World Health Organization. Summary of a systematic review on antimicrobial prophylaxis in the presence of a drain and wound drain removal. WHO Surgical Site Infection Prevention Guidelines, Web Appendix 27 (30p.).

Summary: In the WHO SSI prevention guidelines, one of the PICO questions addressed is:

In the presence of drains, does prolonged antibiotic prophylaxis prevent SSI?
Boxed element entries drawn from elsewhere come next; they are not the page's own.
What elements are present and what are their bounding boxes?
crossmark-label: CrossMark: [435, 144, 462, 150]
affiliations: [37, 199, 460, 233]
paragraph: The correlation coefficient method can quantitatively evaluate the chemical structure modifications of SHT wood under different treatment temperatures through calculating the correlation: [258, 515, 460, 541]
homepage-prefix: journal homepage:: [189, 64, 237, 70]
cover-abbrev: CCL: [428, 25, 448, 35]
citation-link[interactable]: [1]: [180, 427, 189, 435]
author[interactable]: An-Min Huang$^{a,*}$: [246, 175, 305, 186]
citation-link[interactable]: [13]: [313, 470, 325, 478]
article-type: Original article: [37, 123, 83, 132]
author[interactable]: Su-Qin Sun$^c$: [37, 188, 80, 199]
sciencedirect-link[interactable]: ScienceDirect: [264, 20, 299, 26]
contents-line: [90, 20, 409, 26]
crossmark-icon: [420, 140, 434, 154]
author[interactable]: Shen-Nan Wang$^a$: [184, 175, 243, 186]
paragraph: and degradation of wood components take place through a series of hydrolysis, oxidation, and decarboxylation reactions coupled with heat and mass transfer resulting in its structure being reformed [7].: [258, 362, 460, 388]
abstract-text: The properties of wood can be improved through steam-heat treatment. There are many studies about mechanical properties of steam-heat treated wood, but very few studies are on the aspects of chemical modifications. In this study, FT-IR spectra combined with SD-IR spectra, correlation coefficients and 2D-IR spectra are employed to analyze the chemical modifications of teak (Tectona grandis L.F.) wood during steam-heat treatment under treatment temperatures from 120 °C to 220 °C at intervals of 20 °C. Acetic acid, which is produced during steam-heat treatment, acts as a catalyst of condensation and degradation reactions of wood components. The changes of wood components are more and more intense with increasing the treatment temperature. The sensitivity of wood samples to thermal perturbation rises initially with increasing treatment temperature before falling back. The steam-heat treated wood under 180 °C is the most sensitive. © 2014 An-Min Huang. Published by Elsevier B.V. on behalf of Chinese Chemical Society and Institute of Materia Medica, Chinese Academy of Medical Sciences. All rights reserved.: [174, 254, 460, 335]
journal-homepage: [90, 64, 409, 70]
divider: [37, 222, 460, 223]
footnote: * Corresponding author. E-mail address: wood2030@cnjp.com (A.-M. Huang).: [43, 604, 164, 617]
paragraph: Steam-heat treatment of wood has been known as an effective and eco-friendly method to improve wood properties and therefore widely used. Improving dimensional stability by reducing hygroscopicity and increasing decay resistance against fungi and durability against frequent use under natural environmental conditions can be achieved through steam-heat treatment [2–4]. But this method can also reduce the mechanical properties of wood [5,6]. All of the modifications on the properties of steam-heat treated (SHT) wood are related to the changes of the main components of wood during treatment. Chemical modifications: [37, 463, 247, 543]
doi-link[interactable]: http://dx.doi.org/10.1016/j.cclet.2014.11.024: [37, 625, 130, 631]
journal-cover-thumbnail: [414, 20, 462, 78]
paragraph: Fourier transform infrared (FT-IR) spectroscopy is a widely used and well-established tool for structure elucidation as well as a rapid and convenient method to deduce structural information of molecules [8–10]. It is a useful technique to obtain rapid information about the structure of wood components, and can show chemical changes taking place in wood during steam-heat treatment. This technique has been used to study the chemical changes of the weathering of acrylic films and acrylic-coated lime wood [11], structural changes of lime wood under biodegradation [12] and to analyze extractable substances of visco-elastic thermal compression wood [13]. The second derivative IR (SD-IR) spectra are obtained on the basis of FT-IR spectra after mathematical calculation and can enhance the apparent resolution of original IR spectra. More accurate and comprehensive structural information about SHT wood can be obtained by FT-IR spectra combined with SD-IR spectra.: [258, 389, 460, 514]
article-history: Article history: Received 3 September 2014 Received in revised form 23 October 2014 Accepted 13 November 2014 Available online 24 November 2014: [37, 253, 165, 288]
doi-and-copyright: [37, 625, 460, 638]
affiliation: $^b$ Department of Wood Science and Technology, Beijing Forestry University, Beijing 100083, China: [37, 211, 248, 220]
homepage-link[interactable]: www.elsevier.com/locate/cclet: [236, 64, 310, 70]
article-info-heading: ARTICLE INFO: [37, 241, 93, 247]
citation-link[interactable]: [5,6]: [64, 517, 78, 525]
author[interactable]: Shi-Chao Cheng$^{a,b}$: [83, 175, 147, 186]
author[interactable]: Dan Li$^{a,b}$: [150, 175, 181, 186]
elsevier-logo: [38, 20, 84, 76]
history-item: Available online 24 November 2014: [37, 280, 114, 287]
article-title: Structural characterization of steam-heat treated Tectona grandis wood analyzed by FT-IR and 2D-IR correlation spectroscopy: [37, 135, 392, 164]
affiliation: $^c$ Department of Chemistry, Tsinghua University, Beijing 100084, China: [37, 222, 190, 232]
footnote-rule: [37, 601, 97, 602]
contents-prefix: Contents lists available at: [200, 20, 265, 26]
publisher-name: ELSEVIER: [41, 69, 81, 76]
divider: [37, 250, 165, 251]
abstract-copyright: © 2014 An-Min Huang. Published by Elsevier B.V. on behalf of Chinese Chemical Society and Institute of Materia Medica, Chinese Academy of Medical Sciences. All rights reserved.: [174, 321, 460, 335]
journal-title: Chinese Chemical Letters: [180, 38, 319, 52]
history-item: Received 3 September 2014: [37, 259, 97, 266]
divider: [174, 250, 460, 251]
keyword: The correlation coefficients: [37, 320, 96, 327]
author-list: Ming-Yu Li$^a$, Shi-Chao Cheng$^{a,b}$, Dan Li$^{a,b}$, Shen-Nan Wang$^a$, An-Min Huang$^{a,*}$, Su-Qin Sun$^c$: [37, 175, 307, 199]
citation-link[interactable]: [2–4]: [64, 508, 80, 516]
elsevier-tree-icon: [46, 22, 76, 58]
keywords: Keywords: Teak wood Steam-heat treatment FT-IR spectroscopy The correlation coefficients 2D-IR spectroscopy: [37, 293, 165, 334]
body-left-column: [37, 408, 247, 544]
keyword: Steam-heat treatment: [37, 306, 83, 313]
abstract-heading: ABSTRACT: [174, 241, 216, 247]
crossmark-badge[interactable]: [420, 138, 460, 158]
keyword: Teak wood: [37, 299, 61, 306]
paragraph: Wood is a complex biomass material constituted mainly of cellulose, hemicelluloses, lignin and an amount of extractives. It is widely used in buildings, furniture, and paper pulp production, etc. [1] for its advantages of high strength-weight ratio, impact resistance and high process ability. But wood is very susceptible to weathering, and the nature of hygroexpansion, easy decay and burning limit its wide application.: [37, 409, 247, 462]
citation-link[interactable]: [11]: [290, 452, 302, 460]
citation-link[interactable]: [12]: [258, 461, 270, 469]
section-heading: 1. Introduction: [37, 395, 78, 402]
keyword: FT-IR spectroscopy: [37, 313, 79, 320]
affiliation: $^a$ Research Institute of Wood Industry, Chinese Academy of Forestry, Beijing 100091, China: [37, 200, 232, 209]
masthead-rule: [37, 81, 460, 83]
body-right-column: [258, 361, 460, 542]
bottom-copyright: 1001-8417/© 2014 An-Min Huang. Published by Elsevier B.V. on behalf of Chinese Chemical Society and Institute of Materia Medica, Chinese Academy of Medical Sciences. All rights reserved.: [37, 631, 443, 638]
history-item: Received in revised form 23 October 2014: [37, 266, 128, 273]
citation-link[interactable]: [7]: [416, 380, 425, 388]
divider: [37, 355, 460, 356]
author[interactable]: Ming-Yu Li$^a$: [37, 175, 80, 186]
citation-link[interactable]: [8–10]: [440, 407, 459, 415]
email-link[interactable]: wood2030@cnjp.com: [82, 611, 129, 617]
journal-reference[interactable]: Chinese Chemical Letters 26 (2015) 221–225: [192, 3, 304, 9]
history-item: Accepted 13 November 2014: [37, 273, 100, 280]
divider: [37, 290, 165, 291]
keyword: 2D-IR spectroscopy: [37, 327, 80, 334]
  • Population: inpatients and outpatients of any age undergoing a surgical
    operation (any type of procedure) with the presence of postoperative drainage
  • Intervention: prolonged antibiotic prophylaxis postoperatively
  • Comparator: single-dose antibiotic prophylaxis (or repeated intraoperatively
    according to the duration of the operation)
  • Outcomes: SSI, SSI-attributable mortality

Their findings are quoted below:

Seven RCTs were identified with an SSI outcome comparing prolonged antibiotic prophylaxis in the presence of a wound drain vs. single-dose perioperative prophylaxis, possibly repeated intraoperatively according to the duration of the procedure. The number of days for antibiotic prophylaxis prolongation in the postoperative period varied among studies. Three studies prolonged antibiotic administration until the wound drain was removed. In the remaining trials, patients continued intravenous administration for 3 or 5 days. Included patients were adults undergoing several types of surgical procedures (general surgery, kidney transplantation, and pilonidal sinus surgery). One trial evaluated whether prolonged antibiotic prophylaxis reduced the risk of infectious complications for patients undergoing elective thoracic surgery with tube thoracostomy. The antibiotic was continued for 48 hours after the procedure or until all thoracostomy tubes were removed, whichever came first.